0

I want to have 2 evaluates running parallelly on 2 different devices(and 2 different sessions) that I have created, for which I am using EvaluateAsync()

Code:

std::cout<<"            Starting Evaluate           " << std::endl;

auto start = high_resolution_clock::now();

auto eval_1= session.EvaluateAsync(binding, L""();
auto eval_2 = session_2.EvaluateAsync( binding_2, L"" )

auto stop = high_resolution_clock::now();
auto duration = duration_cast<microseconds>( stop - start );

std::cout << "          Ending Evaluate         " << duration.count() << std::endl; 

Expected behavior:

With only one evaluate call (let's assume only auto eval_1= session.EvaluateAsync(binding, L""(); between time recorded), I know duration is 10 ms.

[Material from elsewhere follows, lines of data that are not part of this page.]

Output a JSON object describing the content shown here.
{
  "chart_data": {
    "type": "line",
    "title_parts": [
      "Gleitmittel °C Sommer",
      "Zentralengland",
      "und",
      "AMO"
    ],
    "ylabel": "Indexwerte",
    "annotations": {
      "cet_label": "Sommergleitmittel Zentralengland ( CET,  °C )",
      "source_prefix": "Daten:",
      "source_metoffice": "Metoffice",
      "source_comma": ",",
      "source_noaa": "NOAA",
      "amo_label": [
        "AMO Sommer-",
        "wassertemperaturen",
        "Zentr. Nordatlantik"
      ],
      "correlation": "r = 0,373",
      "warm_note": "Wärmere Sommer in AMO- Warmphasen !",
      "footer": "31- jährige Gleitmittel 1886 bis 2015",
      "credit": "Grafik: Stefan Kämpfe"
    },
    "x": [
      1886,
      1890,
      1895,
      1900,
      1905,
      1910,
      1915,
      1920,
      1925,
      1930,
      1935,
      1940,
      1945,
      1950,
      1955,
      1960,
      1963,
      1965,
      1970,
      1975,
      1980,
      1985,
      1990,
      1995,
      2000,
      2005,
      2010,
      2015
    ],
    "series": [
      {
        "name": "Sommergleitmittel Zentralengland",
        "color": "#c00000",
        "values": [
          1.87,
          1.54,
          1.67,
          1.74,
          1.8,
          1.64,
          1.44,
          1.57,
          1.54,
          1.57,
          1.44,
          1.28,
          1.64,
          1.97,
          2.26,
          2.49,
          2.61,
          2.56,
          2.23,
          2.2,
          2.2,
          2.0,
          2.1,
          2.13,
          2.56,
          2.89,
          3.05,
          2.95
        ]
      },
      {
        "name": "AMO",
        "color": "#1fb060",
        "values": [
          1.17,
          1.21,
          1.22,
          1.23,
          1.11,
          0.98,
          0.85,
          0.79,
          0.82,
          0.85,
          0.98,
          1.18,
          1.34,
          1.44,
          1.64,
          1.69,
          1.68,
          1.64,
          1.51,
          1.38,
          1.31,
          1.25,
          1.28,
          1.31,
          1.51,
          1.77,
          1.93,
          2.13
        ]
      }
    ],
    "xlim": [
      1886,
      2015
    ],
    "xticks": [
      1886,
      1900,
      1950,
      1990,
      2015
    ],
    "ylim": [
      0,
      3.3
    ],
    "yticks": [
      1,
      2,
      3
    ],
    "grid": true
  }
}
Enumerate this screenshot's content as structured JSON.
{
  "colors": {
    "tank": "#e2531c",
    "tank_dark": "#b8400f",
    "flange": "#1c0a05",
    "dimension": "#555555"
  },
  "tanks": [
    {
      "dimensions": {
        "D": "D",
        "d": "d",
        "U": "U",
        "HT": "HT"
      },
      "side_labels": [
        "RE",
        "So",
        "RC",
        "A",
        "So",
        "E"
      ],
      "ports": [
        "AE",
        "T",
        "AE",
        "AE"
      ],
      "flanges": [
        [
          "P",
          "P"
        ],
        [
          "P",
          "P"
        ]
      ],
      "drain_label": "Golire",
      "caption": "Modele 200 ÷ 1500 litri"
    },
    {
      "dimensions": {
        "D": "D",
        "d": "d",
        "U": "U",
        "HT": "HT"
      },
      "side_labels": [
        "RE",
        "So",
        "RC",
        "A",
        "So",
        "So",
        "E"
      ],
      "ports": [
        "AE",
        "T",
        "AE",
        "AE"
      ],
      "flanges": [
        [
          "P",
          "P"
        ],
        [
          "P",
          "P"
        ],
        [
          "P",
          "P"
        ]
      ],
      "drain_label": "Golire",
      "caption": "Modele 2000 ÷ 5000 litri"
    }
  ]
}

If the EvaluateAsyn is truly asynchronous I expect with 2 calls, the time should be max of the 2 calls, however, it takes double the time ie 20 ms to execute.

1 Answers1

0

Looks like this question was also asked in the Windows Machine Learning GitHub repo and there are answers there. In summary, asynchronous evaluation is complicated because on the CPU certain operators will still try to use all the threads, which leads to contention, and on GPU the work of queuing the GPU work is still synchronous and and operators that need to run on the CPU will cause the pipeline to stall while it waits for the GPU work.